Jackie Leven is prolific but not quite this prolific. This new album comprises two old live releases previously issued through the Haunted Valley website, which has been doing sterling service for fans of the Scottish singer-songwriter since the late ’90s. Best by far is Man Bleeds In Glasgow, a 1998 release that pairs Leven with The Celtic Soulmen, aka Michael Cosgrave and virtuoso multi-instrumentalist Steáfán Hannigan.
Leven is a fine live act, his songs better suited to the stripped down interpretations that he performs on stage. The rather bland production style that occasionally mars his studio albums is absent on versions of songs such as Farm Boy, Man Bleeds In Glasgow and Night Lillies, all of which benefit greatly from the bare-face nakedness of their live readings and give Leven’s rich Scottish soul vocals the space in which to shine.
Part of the Leven live experience is the natural on-stage banter that punctuates the performance. Here we have welcome stabs at left-leaning music journalists (God forbid I should use the words ‘eschew’ and ‘boast’ in this review) and CNN, and larger than life tales from the pub and bedroom (in that order).
Man Bleeds In Glasgow is largely drawn from the same year’s Night Lillies, one of Leven’s best solo albums, but also casts the net further back to his early solo releases, including the cast-iron classic Call Mother A Lonely Field that closes the album in fine style.
The second half of this double CD, Greetings From Milford, was recorded at the 1999 Haunted Valley Christmas Party, and features The Stornoway Girls (actually singer-songwriter Kevin Hewick, Dan Britton and Lee Allotson).
Greetings From Milford reveals Leven as a fine interpreter of other artists’ songs, including a stately reading of Pale Blue Eyes and an energetic thrash through Waiting For My Man (it’s always nice to hear Leven breaking out into devil-may-care rocker mode, rare occurrence though it is these days).
Leven also has the chutzpah to attempt Van Morrison‘s Madam George, which surely must rank high in the list of uncoverable songs.
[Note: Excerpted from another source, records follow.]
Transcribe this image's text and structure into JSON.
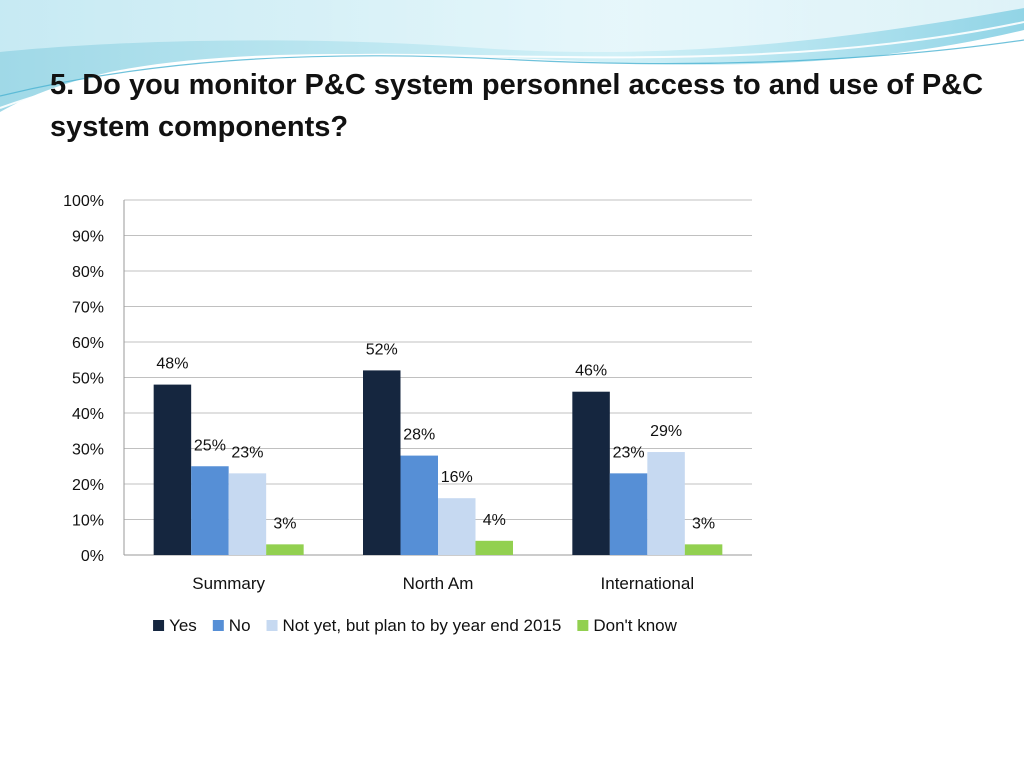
{
  "slide": {
    "title": "5. Do you monitor P&C system personnel access to and use of P&C system components?"
  },
  "chart_data": {
    "type": "bar",
    "title": "",
    "xlabel": "",
    "ylabel": "",
    "categories": [
      "Summary",
      "North Am",
      "International"
    ],
    "series": [
      {
        "name": "Yes",
        "color": "#15263f",
        "values": [
          48,
          52,
          46
        ],
        "labels": [
          "48%",
          "52%",
          "46%"
        ]
      },
      {
        "name": "No",
        "color": "#568fd6",
        "values": [
          25,
          28,
          23
        ],
        "labels": [
          "25%",
          "28%",
          "23%"
        ]
      },
      {
        "name": "Not yet, but plan to by year end 2015",
        "color": "#c6d9f1",
        "values": [
          23,
          16,
          29
        ],
        "labels": [
          "23%",
          "16%",
          "29%"
        ]
      },
      {
        "name": "Don't know",
        "color": "#92d050",
        "values": [
          3,
          4,
          3
        ],
        "labels": [
          "3%",
          "4%",
          "3%"
        ]
      }
    ],
    "ylim": [
      0,
      100
    ],
    "yticks": [
      "0%",
      "10%",
      "20%",
      "30%",
      "40%",
      "50%",
      "60%",
      "70%",
      "80%",
      "90%",
      "100%"
    ],
    "grid": true,
    "legend_position": "bottom"
  }
}
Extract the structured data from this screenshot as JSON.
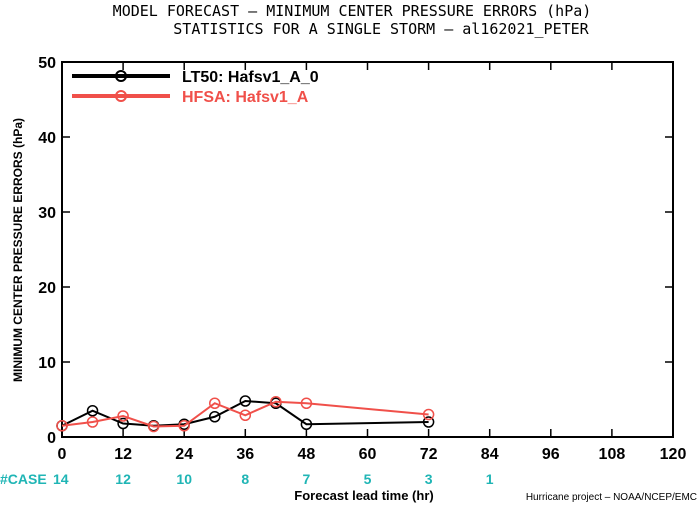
{
  "title_line1": "MODEL FORECAST – MINIMUM CENTER PRESSURE ERRORS (hPa)",
  "title_line2": "STATISTICS FOR A SINGLE STORM – al162021_PETER",
  "credit": "Hurricane project – NOAA/NCEP/EMC",
  "colors": {
    "black_series": "#000000",
    "red_series": "#f0504a",
    "case": "#1fb5b5"
  },
  "chart_data": {
    "type": "line",
    "title": "MODEL FORECAST – MINIMUM CENTER PRESSURE ERRORS (hPa)",
    "subtitle": "STATISTICS FOR A SINGLE STORM – al162021_PETER",
    "xlabel": "Forecast lead time (hr)",
    "ylabel": "MINIMUM CENTER PRESSURE ERRORS (hPa)",
    "xlim": [
      0,
      120
    ],
    "ylim": [
      0,
      50
    ],
    "x_ticks": [
      "0",
      "12",
      "24",
      "36",
      "48",
      "60",
      "72",
      "84",
      "96",
      "108",
      "120"
    ],
    "y_ticks": [
      "0",
      "10",
      "20",
      "30",
      "40",
      "50"
    ],
    "legend_position": "top-left",
    "series": [
      {
        "name": "LT50: Hafsv1_A_0",
        "color": "#000000",
        "x": [
          0,
          6,
          12,
          18,
          24,
          30,
          36,
          42,
          48,
          72
        ],
        "y": [
          1.5,
          3.5,
          1.8,
          1.5,
          1.7,
          2.7,
          4.8,
          4.5,
          1.7,
          2.0
        ]
      },
      {
        "name": "HFSA: Hafsv1_A",
        "color": "#f0504a",
        "x": [
          0,
          6,
          12,
          18,
          24,
          30,
          36,
          42,
          48,
          72
        ],
        "y": [
          1.5,
          2.0,
          2.8,
          1.4,
          1.5,
          4.5,
          2.9,
          4.7,
          4.5,
          3.0
        ]
      }
    ],
    "case_counts": {
      "label": "#CASE",
      "x": [
        0,
        12,
        24,
        36,
        48,
        60,
        72,
        84
      ],
      "values": [
        "14",
        "12",
        "10",
        "8",
        "7",
        "5",
        "3",
        "1"
      ]
    }
  }
}
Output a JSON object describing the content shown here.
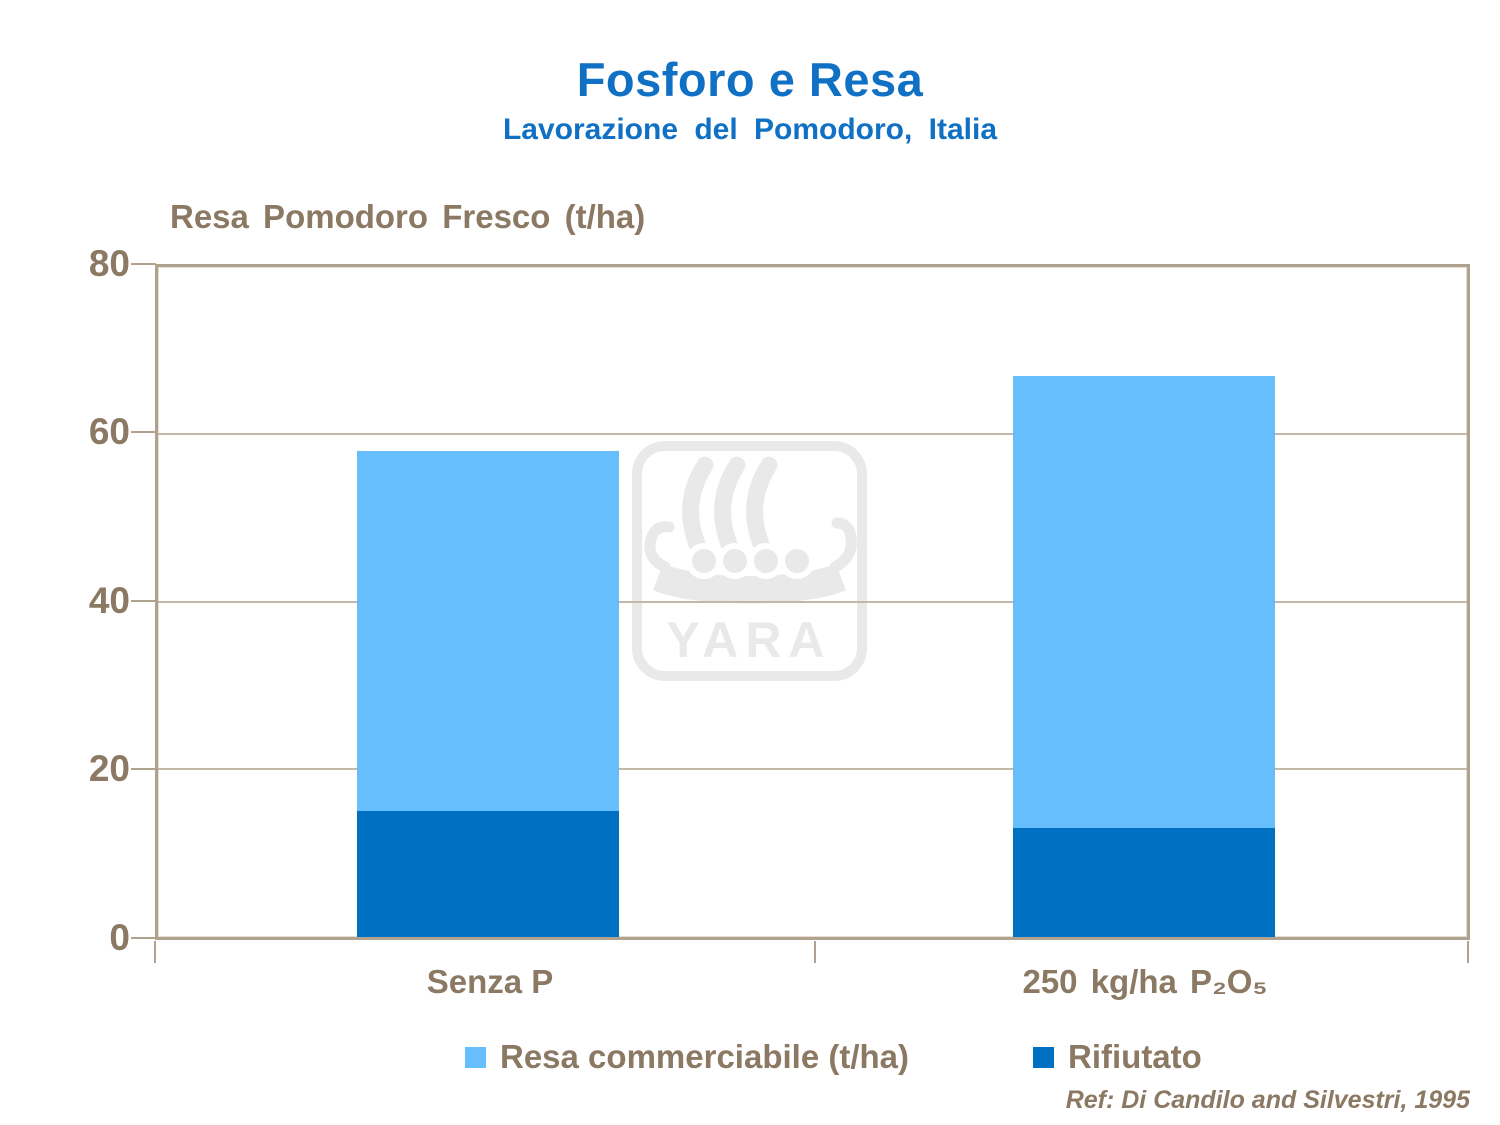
{
  "slide": {
    "title": "Fosforo e Resa",
    "subtitle": "Lavorazione del Pomodoro, Italia",
    "reference": "Ref: Di Candilo and Silvestri, 1995",
    "watermark": "YARA"
  },
  "colors": {
    "title_blue": "#1070C4",
    "text_brown": "#8B7963",
    "frame_tan": "#B1A290",
    "grid_tan": "#C3B7A7",
    "watermark_gray": "#E9E9E9",
    "bar_light_blue": "#66BEFC",
    "bar_dark_blue": "#0071C2"
  },
  "chart_data": {
    "type": "bar",
    "stacked": true,
    "title": "Fosforo e Resa",
    "subtitle": "Lavorazione del Pomodoro, Italia",
    "ylabel": "Resa Pomodoro Fresco (t/ha)",
    "ylim": [
      0,
      80
    ],
    "yticks": [
      0,
      20,
      40,
      60,
      80
    ],
    "grid": true,
    "legend_position": "bottom",
    "categories": [
      "Senza P",
      "250 kg/ha  P₂O₅"
    ],
    "series": [
      {
        "name": "Resa commerciabile (t/ha)",
        "color": "#66BEFC",
        "values": [
          43,
          54
        ]
      },
      {
        "name": "Rifiutato",
        "color": "#0071C2",
        "values": [
          15,
          13
        ]
      }
    ],
    "totals": [
      58,
      67
    ]
  }
}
To his credit he manages to bring something new to this hoary old classic.
The album also includes a smattering of Leven originals, most pleasingly a closing take on Doll By Doll‘s Main Travelled Roads. Hearing this song provides a timely reminder of how long Leven has been one of the UK’s leading songwriters, albeit one who has had to live with a cult following for his whole career.
The final word must go to the man himself. ‘Genius or nutter, you decide’. Leven’s neither actually, just another one of our neglected national treasures who is quite happy to continue writing and performing at his own pace. Long may he continue.